政府は7月30日、2027年度予算の「概算要求基準」を閣議了解した。翌年度の予算編成を前に、各省庁が実施したい事業と予算をまとめて、8月末までに財務省に提出する。
政府は今回、通常の歳出枠とは別に「『強く豊かな日本』投資枠」を創設した。同投資枠は、予算要求時の上限金額を設けない。具体的な金額を示さない「事項要求」も認める。AIなど高市政権が重視する重点分野における官民投資を促し、国内成長の後押しや経済安全保障の強化につなげる狙いだ。
片山さつき財務大臣は「強く豊かな日本投資枠については『投資額にアッパーリミット(上限)は設けない』『青天井で要求してください』『金額が分からなければ事項名だけでも構わない』という姿勢で概算要求を作っていく」と、都内で開かれたイベントに登壇して述べた。
政府は、日本の成長戦略をどう描こうとしているのか。片山大臣が語った。
本記事は、米国のベンチャーキャピタルであるPegasus Tech Venturesが主催した「スタートアップワールドカップ2026 東京予選」(7月17日開催)の取材を基に構成したもの。
2027年度予算は、高市政権が一から編成する初の予算だ。同政権は総合経済対策として、危機管理投資・成長投資による「強い経済の実現」を掲げている。AI・半導体、データセンター、量子技術、エネルギー、コンテンツ産業などの「戦略17分野」で、2040年度までに累計370兆円以上の官民投資を想定している。強く豊かな日本投資枠は、この方針に沿った効果的な政策を推進することが目的だ。
従来の概算要求基準には、過度な歳出を抑制するための「シーリング」(天井)が定められていた。高市早苗総理大臣は7月30日、Xに「もはや『シーリング』と呼ぶべきものはありません。(略)大切なことは『財政支出の額』ではなく、その『経済成長に与える効果』であり、今後の予算編成過程においては(略)予算の中身を大胆に重点化させていきます」と投稿した。
強く豊かな日本投資枠について、片山大臣は「先端技術やイノベーションの投資をどんどん増やしてもらい、生産性を上げ、供給力を高め、日本経済を持続的な成長軌道に乗せていく試みだ」と説明した。

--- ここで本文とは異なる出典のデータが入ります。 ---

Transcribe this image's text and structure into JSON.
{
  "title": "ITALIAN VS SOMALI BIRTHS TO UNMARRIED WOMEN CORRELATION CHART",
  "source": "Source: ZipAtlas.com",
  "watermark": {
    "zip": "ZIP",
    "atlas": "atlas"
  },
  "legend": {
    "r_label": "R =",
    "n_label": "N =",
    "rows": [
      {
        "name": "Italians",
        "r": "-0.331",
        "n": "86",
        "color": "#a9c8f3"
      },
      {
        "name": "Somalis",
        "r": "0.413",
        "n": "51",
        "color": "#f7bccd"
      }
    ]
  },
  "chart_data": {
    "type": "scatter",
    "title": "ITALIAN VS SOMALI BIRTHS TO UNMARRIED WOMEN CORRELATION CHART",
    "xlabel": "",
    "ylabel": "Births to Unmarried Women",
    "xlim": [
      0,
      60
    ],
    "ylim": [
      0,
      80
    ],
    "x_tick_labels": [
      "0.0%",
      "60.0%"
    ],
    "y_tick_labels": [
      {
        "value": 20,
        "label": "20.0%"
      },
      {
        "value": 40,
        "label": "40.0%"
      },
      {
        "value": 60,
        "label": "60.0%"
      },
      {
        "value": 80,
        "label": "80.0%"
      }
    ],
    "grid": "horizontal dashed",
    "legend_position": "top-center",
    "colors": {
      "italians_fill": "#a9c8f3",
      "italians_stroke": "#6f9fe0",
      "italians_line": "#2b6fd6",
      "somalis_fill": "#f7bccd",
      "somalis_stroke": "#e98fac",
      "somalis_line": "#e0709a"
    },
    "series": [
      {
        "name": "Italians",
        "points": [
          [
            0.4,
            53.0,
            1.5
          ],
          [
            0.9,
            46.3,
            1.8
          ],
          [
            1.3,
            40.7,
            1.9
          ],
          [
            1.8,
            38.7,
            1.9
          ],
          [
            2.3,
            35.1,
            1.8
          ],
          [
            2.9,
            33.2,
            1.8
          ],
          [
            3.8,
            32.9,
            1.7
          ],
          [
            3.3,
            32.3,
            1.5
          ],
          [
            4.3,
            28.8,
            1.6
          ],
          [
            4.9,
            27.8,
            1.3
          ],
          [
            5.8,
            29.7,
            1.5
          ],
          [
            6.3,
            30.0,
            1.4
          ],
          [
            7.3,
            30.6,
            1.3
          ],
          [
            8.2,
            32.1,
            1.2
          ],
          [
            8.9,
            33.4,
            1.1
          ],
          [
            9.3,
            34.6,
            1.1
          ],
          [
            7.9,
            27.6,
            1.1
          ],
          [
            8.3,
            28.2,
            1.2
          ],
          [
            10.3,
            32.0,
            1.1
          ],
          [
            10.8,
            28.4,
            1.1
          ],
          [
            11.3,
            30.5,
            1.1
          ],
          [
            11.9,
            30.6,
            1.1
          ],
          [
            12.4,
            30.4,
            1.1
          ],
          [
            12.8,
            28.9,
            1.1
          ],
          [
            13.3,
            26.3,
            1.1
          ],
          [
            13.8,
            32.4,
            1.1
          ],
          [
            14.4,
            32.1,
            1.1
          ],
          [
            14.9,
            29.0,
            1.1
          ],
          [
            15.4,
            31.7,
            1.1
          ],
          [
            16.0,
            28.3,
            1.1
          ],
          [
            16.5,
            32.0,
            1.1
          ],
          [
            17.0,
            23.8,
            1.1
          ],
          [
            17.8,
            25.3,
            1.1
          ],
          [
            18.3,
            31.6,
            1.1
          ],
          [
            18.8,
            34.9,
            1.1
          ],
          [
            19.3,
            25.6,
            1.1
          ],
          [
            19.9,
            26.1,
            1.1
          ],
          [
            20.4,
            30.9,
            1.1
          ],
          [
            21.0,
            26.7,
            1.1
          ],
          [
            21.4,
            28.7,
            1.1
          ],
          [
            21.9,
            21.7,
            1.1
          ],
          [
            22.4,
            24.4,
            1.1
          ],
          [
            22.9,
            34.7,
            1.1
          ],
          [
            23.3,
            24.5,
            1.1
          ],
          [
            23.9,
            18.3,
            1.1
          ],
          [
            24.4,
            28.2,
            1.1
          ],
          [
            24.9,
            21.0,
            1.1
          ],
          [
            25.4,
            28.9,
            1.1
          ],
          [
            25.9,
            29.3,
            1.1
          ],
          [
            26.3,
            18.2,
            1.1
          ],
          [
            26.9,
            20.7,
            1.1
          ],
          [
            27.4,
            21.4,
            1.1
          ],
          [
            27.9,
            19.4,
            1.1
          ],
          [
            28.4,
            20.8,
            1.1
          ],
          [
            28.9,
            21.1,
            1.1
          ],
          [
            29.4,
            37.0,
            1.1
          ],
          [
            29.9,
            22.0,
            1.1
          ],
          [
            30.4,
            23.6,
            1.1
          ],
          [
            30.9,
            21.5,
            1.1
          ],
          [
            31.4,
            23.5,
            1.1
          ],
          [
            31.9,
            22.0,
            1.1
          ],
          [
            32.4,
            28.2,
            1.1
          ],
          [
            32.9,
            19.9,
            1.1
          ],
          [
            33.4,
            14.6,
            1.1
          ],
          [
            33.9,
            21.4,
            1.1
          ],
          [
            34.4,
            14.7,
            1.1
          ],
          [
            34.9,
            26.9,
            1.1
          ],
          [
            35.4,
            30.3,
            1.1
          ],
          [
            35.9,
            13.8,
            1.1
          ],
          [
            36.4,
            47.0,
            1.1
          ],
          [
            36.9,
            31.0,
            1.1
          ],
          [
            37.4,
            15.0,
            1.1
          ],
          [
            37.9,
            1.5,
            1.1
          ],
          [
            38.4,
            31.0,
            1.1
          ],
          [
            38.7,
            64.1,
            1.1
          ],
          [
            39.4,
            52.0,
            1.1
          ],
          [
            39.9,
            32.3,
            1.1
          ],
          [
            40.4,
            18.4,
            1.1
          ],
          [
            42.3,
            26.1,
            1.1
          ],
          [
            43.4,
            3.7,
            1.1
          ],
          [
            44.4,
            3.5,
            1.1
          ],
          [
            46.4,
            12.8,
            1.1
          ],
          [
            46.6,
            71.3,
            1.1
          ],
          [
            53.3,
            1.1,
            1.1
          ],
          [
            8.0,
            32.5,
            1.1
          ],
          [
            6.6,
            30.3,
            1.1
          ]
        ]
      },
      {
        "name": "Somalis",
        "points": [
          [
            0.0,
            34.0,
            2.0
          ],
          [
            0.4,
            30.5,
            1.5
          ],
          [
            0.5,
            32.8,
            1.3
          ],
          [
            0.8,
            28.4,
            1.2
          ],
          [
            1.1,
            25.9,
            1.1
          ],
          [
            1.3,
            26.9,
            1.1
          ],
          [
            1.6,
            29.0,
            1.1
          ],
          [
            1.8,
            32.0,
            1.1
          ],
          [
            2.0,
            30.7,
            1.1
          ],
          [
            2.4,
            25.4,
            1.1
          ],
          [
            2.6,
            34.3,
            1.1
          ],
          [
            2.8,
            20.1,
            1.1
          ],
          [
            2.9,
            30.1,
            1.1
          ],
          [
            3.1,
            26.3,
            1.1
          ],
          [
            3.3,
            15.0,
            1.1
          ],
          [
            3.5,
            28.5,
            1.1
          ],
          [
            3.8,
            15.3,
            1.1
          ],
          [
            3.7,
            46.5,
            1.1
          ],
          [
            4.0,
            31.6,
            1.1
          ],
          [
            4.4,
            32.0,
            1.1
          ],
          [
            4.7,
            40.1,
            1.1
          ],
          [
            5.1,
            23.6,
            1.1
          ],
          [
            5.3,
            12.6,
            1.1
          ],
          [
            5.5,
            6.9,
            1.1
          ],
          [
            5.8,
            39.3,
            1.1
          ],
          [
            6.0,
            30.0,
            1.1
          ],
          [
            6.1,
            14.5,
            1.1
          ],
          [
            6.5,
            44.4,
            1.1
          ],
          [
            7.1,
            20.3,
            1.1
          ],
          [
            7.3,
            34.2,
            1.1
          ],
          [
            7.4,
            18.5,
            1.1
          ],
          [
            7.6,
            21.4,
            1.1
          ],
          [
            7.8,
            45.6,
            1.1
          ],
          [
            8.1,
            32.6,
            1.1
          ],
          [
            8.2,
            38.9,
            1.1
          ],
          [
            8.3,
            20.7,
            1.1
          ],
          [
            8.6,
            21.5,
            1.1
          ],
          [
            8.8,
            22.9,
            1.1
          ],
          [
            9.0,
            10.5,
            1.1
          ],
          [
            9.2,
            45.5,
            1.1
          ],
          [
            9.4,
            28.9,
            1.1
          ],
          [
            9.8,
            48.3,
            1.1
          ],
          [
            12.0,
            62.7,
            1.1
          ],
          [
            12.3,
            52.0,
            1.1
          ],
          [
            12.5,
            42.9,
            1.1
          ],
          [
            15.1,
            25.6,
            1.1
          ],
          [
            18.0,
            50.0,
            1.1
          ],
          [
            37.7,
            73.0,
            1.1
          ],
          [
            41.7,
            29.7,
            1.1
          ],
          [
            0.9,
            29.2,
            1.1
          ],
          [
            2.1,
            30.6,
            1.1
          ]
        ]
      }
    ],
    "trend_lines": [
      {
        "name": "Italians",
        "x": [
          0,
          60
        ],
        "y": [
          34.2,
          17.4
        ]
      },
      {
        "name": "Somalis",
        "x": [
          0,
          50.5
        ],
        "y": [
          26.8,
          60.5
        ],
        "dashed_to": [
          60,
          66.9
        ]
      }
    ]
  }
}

また同大臣は、金融業界がフロンティアAIへの対応に苦慮している状況を引き合いに出して「(われわれの取り組みが)1〜2週間かかると、またすぐ次のイノベーションが起きて、基準も変わってしまう。こちらの対応もアジャイルにしなければならない」と話し、迅速かつ柔軟な予算編成と予算執行の意義を力説した。
政府は「責任ある積極財政」を基軸にしながら、成長分野に重点的に投資する。片山大臣は「高市総理が『成長のスイッチを押して押して押しまくる』といつも言っている。その姿勢で進めたい」と意気込みを見せた。
「日本は『デフレ型、コストカット型の経済』『デフレ型、コストカット型のマインド』が長く続いて、羹に懲りて膾を吹く(あつものにこりてなますをふく:一度の失敗に懲りて用心深くなること)ような投資傾向が続いてしまった。大きな投資計画が次から次へ出てくる最近のような状況は本当に久しぶりだ。というか、いまだかつてなかったかもしれない」(片山大臣)
片山大臣が登壇したのは、スタートアップが優勝賞金を掛けてビジネスアイデアや技術力を競い合うピッチイベント「スタートアップワールドカップ2026 東京予選」(米Pegasus Tech Ventures主催、7月17日開催)だ。同大臣は、国内大手企業やスタートアップに激励を送った。
「官民投資額で累計370兆円を掲げているが、やはり民間の資金が動かなければどうしようもない。金融機関や大企業には、スタートアップが大きく着実に伸びると気が付いてもらい、力を注いでほしい。スタートアップは、世界市場で競争し、世界の課題解決に貢献するような大きな夢を持って発展してほしい」
片山大臣は「日本には素晴らしい技術やアイデアがある。大臣室に毎日いても、もう最近はアイデアの方が降って飛び込んでくる状態で、そこに自信を持っている」と強調。「挑戦しない国には未来がない」として、スタートアップなどの挑戦者を応援する姿勢を見せた。
高市政権が掲げる経済対策、戦略17分野への投資の誘致、2027年度予算の概算要求における青天井化――こうした施策が実を結び、日本経済のさらなる成長をかなえられるか。